What is central in this case is the fact that the accused was in custody for the purpose of being interviewed in relation to the offence. In these circumstances, it is difficult to see how it could be said that a “covert investigation” was being carried out, as even the accused knew full well that the investigation was being carried out and that he was a suspect in it. This is not to say that this circumstance is absolutely determinative of the matter, but there would need to be extreme or extraordinary circumstances which justified the course adopted here.
In light of the above I find that, given the circumstances in which the evidence was obtained by the undercover officer, it would be unfair to use that evidence against the accused pursuant to s 90 of the Act. Although the issue was not raised in argument, I would also be inclined to adopt the view that the evidence could be said to have been improperly obtained within the meaning of s 138 of the Act.[2]
[2]See R v Swaffield; Pavic v R (1998) 192 CLR 159, 193-5 where the relevant principles are discussed, including reference to s 90 of the Evidence Act 1995 (NSW).
Since the impugned evidence both proceeded and follows what was said in the record of interview, the question arises as to whether or not I also ought to exclude the record of interview pursuant to s 90 of the Act.

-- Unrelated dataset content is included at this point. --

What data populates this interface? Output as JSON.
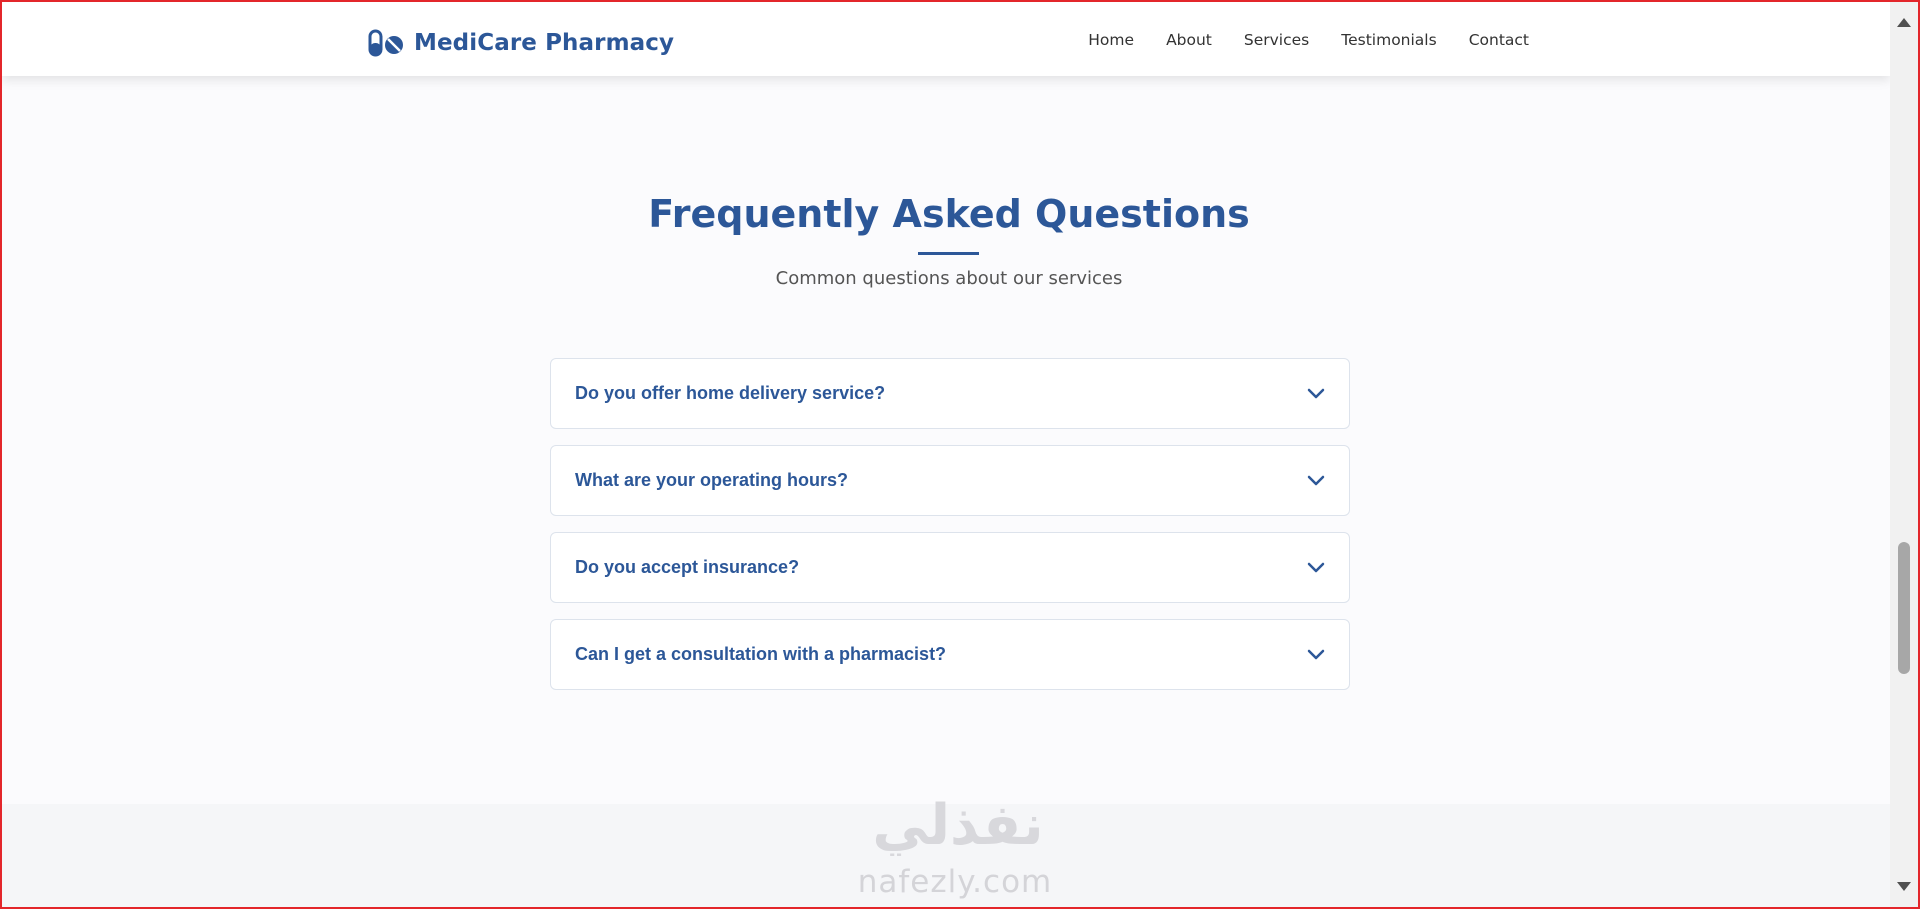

It was not in dispute that the informant did not know what had been said to the undercover officer until he had completed a reasonable portion of the interview. In those circumstances I regard the record of interview as standing in its own right.

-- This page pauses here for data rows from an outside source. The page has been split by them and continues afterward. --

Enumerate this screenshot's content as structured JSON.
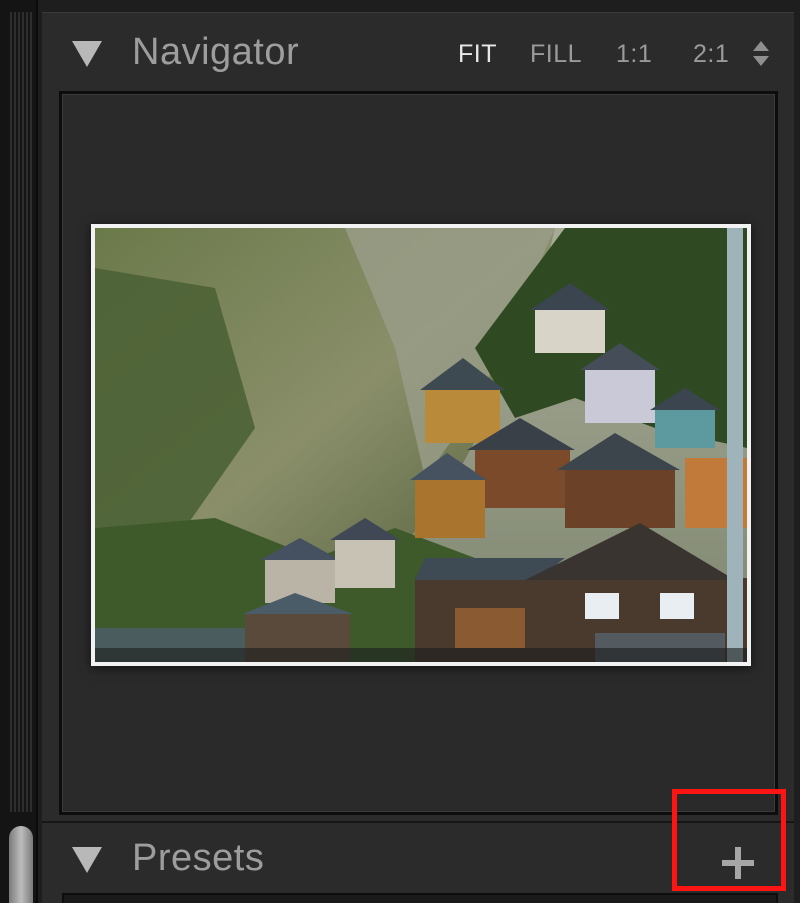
{
  "navigator": {
    "title": "Navigator",
    "zoom_options": [
      "FIT",
      "FILL",
      "1:1",
      "2:1"
    ],
    "active_zoom": "FIT"
  },
  "presets": {
    "title": "Presets"
  },
  "colors": {
    "panel_bg": "#2b2b2b",
    "header_text": "#9d9d9d",
    "active_text": "#e8e8e8",
    "highlight": "#ff1414"
  },
  "icons": {
    "navigator_toggle": "disclosure-triangle-down-icon",
    "presets_toggle": "disclosure-triangle-down-icon",
    "zoom_stepper": "up-down-arrows-icon",
    "add_preset": "plus-icon"
  }
}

Although I find that the informant might have taken more steps to do something about getting the accused legal advice, particularly given the time of day at which the interview was conducted and the fact the interview could have been delayed until the next day, it seems to me that, upon a fair reading of what occurred, the accused did know what his rights were and chose to proceed with the interview.
Accordingly, I would admit the record of interview. If the accused is of the view that in those circumstances he would prefer to have the conversation with the undercover officer in evidence that is a matter for him, and I will hear the parties in this regard.